For a permutation (or linear order if you are into combinatorial species) $$$p = (p_1, \ldots, p_n)$$$, the probability that the colors disappear in this order is:
Summing this over all $$$p$$$ must give $$$1$$$, qed.
Very cool, thank you!
This is kinda the same as what I do but only works for integers. (Although it is more beautiful)
A multivariate polynomial is zero at any positive integer point, then it must be zero polynomial.
You can extend this proof for non-integers by changing the statements a bit:
Assume you have $$$n$$$ ranges, $$$i$$$-th of them has length $$$a_i$$$. Arrange them on a $$$x$$$ axis sequentially, so the first one will lie on $$$[0; a_1)$$$, the second on $$$[a_1, a_1 + a_2)$$$, the third on $$$[a_1 + a_2, a_1 + a_2 + a_3)$$$ and so on. All of them will lie on $$$[0; \sum{a_i})$$$. You do the following $$$n$$$ times: uniformly independently choose a random point on $$$[0; \sum\limits_{i\ \text{ is not removed}}{a_i})$$$, remove the segment in which a point lie, move the segments right after the removed one to the left so all other segments lie again on $$$[0; \sum\limits_{i\ \text{ is not removed}}{a_i})$$$.
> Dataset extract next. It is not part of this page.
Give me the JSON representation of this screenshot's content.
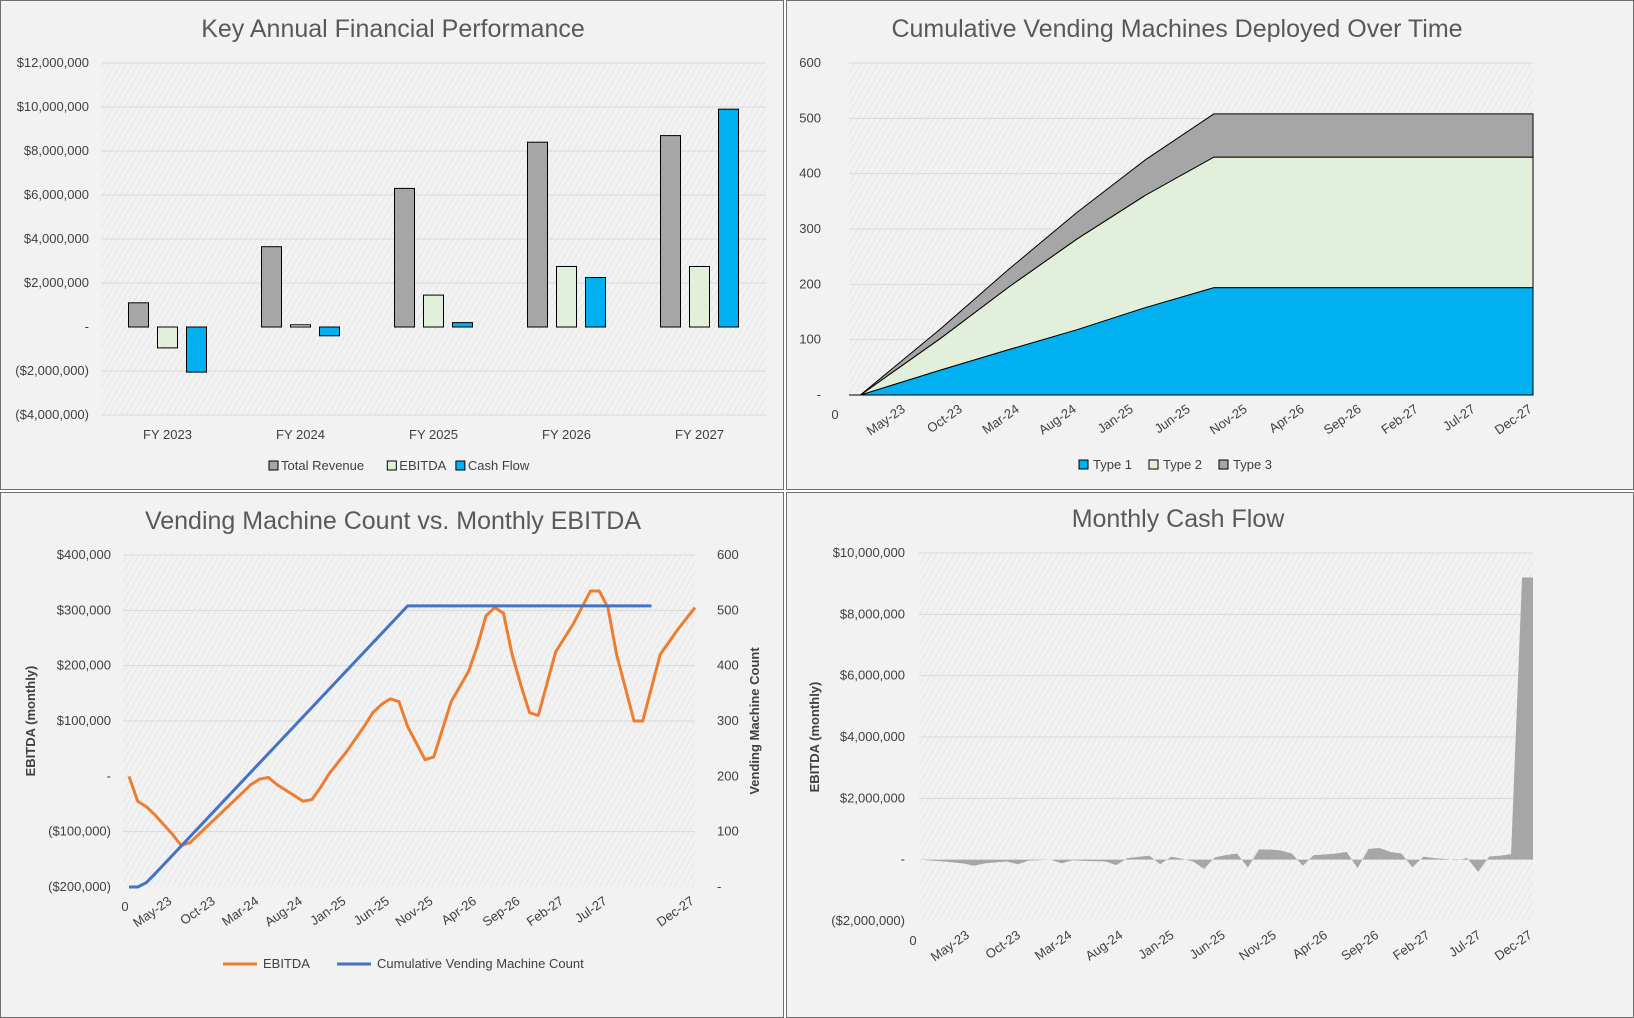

The proof will remain the same.
Ohh.. great way to extend this into non integral values too...
Nice
Fix a permutation and let $$$S_k=a_{p_1}+a_{p_2}+\dots+a_{p_k}$$$ for all $$$k$$$, then
$$$\prod_{i=1}^n\frac{1}{S_i}=\int_{\left(0,\infty\right)^n}\exp\left(-\sum_{i=1}^nS_ix_i\right)dx_1\dots dx_n$$$
If we let $$$y_1=x_1$$$, $$$y_2=x_1+x_2$$$, $$$\dots$$$, $$$y_n=x_1+\dots+x_n$$$ ($$$0 \lt y_1 \lt \dots \lt y_n$$$) we get $$$\sum_{i=1}^nS_ix_i=\sum_{i=1}^na_{p_i}y_i$$$. Therefore,
$$$\sum_{p\in S_n}\prod_{i=1}^n\frac{1}{a_{p_1}+\dots+a_{p_i}}=\sum_{p\in S_n}\int_{0 \lt y_1 \lt \dots \lt y_n \lt \infty}\exp\left(-\sum_{i=1}^na_{p_i}y_i\right)dy=\int_{\mathbb R_{+}^n}\exp\left(-\sum_{i=1}^na_ix_i\right)dx$$$
In the last equality, we use that $$${y_1 \lt y_2 \lt \dots \lt y_n}$$$ (for all permutations) partition $$$\mathbb R_{+}^n$$$ up to measure zero and the result follows.